Te Paeahu Trust farms 420 cows across two dairy units on the 94-hectare property, near Morrinsville.
The Piakoiti Stream flows through one of those dairy units, and the stream is one of two field sites for an innovative experiment. This will test whether native algae can both treat agricultural drainage and enhance the kaitiakitanga of the land’s Māori owners.
Te Paeahu Trust Chairwoman Endine Dixon-Harris says by aiming to restore the mauri of the waterway, the project aligns with the trust’s kaitiaki and mātauranga values.
“The trust’s kaitiaki role is paramount when it comes to environmental responsibility for the whenua and its tributaries.”
About 25km further north, a similar trial is underway on a property owned by Tainui Group Holdings (TGH). This site is also next to a small stream which flows through the 200ha, 620-cow dairy farm.
TGH Taiao Manager, Taroi Rawiri, says the sustainability of waterways and taonga species depends on new ideas to help reduce the negative impacts of nutrient runoff.
“As kaitiaki of this whenua, it is vital Tainui demonstrate leadership in improving farming operations to promote positive steps towards restoring the health and wellbeing of our waterways.”
The Filamentous Algae Nutrient Scrubbers (FANS) trials are testing the capability of native algae to filter contaminants such as nitrogen and phosphorus from farm runoff.
The project centres on gently sloping floways, or channels, which convey drainage water from the surrounding paddocks through dense stands of native algae.
The Oedogonium, Spirogyra, Rhyzoclonium and Cladophora algae used in the trials all come from nearby streams.
As the drainage water flows down the channel, the algae convert dissolved nitrogen and phosphorus into biomass which is harvested periodically.
The harvested algae can be used as natural fertiliser or animal fodder.
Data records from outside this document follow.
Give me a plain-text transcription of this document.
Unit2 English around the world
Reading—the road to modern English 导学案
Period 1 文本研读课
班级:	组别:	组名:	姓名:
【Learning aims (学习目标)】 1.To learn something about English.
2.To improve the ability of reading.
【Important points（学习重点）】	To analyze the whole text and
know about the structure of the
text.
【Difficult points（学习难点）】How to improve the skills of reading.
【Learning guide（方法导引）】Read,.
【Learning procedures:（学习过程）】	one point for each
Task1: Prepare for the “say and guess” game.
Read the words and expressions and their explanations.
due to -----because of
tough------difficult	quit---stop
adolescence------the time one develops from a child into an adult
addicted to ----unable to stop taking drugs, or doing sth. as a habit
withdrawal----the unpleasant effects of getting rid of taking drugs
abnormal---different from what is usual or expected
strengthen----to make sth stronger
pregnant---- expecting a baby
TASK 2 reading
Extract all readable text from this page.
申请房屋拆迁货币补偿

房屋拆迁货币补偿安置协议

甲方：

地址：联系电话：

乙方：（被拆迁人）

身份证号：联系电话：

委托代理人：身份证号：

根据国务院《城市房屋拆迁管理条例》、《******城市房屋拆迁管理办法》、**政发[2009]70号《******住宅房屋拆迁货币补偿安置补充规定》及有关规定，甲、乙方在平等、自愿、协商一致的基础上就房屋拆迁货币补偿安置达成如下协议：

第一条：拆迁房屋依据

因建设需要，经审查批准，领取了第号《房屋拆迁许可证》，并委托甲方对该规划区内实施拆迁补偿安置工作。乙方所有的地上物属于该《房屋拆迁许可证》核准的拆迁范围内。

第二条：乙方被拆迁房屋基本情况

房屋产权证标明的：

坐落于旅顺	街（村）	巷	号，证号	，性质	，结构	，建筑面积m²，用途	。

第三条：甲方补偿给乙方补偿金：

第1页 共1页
Other uses are also being explored by the research team and iwi partners.
Water samples are taken at the channel inflow and outflow points every week to assess the nutrient concentrations before and after treatment.
NIWA Water Quality Scientist Dr Jason Park, who is leading the project, says monitoring indicates the FANS systems can produce more than 16 tonnes of algal biomass in four months.
This points to removal of about 370kg of nitrogen and 75kg of phosphorus from the waterway per hectare, per year.
“We expect the biomass production and nutrient removal will more than double in the upcoming summer.”
Data collected from the trials will help determine the level of nutrients FANS systems can remove over a range of conditions.
It can then be compared with other nutrient pollution mitigation systems such as wetlands, woodchip bioreactors and riparian management.
“We know already a FANS system can be established in a few weeks and be operational soon after, much more cost effectively than a constructed wetland, for example,” Park says.
“But it requires more maintenance than a wetland, to regularly harvest the algal biomass. We are investigating whether a full-scale model could be harvested every month, quarter, or even just once a year.”
The five-year research project is now into its third year, and data to date suggests that FANS systems could be used across a range of land types and nutrient loads.
Larger trial sites will be established and tested over the coming year.
The MBIE Endeavour Fund research project has been co-developed with Māori and industry partners.
With a major focus on linking mātauranga Māori with international science, the trial is guided by a Māori Advisory Panel with involvement of NIWA’s Te Kūwaha Environmental Research team.
The project also supports research by two Māori masters students who are investigating how mātauranga values can be applied to managing agricultural drainage and protecting mahinga kai.